I have heard all the arguments in favor of ordaining women in Orthodoxy. Many of which are mentioned in an article in the Times of Israel about 2 women ordained by Rabbi Hefter. But even if one could accept their arguments and push the boundaries of Orthodoxy enough to allow women to become rabbis, they will never be accepted by the right wing of Orthodoxy.

The argument against that is, “Who cares?” “As long as everything is well within the limits of Orthodoxy, let women spread their wings!” “Let them contribute in ways that men cannot.” “Allow the sorely missing feminine voice into the rabbinate.”

Well, I care. And so should anyone that cares about unity and preserving Orthodoxy. It isn’t only the right that opposes it. So too does Centrist Orthodoxy. The RCA has clearly rejected the notion of ordaining female rabbis. As mentioned above they threatened to revoke the membership of Rabbi Weiss if he continue to do that. He backed down because he too wants acceptance. He wants to be a movement from within Orthodoxy. Not from without. But in fact he only backed down from using the name Rabba. He is clearly ordaining women. He’s just using a different title.

Even the laity of mainstream Orthodoxy consisting of moderate Charedim and Centrists will not accept it.  They tend to follow the norms of Orthodoxy and eschew the kind of radical change that female rabbis represent.

With the increasing numbers of female rabbis in Orthodoxy now in the offing - we are in my view witnessing another step towards the creation a new denomination. Try as they might to want to remain in Orthodoxy, rabbis like Herzl Hefter, Avi Weiss, and Shlomo Riskin are not going to achieve that. Even with the best of arguments for their cause - they are breaking the chain of tradition. That is something that cannot be done lightly. It requires an existential threat and the deliberation of the greatest Halachic minds of the generation.
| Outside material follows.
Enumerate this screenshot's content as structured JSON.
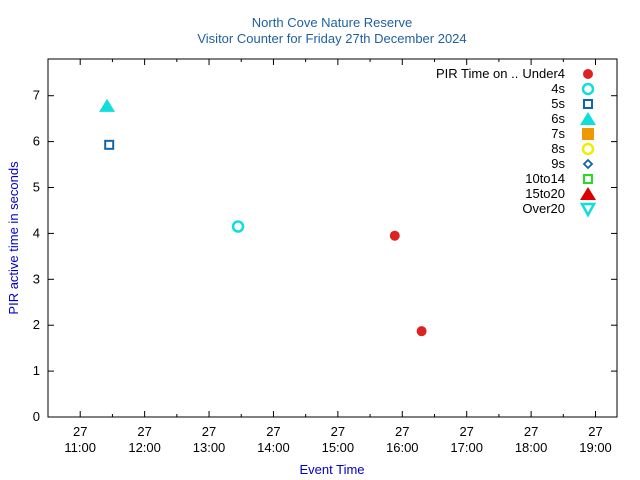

It would require people like a R’ Moshe Feinstein; or a R’ Yoshe Ber Soloveitchik. Does anyone seriously think that either of these two Gedolim would approve of ordaining women? Or buying the arguments in favor of it put forth by the rabbis doing it? Like the one using the biblical Shofetess, Devorah to prove that a woman may lead the Jewish people? Yes, she did. But she was accepted by the vast majority of the Jewish people of that era. That is far from the case today.

This is going to happen. There will be Reform, Conservative, Reconstructionst, Open Orthodox, and Orthodox. Those will be the denominations. Open Orthodox arguments and motivations of today mimic those of the founders of Conservative Judaism. They wanted to be more inclusive. Their innovations were designed to attract the masses away from Reform Judaism. So they tweaked Orthodoxy to make it more acceptable to the spirit of their time. At heart they wanted to ‘conserve’ Judaism – as the name implies. And keep it Halachic.

Orthodox rabbis at the time rejected them. They understood that bending to the times is not the way to preserve Judaism. And now 100 years later we see the fruit of their well intended labor. The Conservative Movement is dying. The way to preserve it is to not break away from tradition for non existential reasons. And even when changes are made for that reason - it is done with great caution and as minimally as possible.

I know that none of the female ordainees want or need my sympathy. They probably disagree with my analysis and prediction; and resent my take on it. Perhaps even vehemently so. But I do have sympathy for them. They are serious and bright women motivated by a will to use their brains and talents for the betterment of Klal Yisroel. They studied; they learned; and they know. They have gained knowledge and want to use it.  

And they should. There are ways to do that which are acceptable. Like becoming teachers, high school principals, and seminary heads. They can be pastoral counselors. They can be scholars and authors.  They can be Halachic advisers.

But they should not do things in a way that will break us up. A way that will at the end of the day, never achieve the goal of leadership in Orthodoxy they seek. They may become leaders and rabbis. But they will not be doing it in the context of Orthodoxy.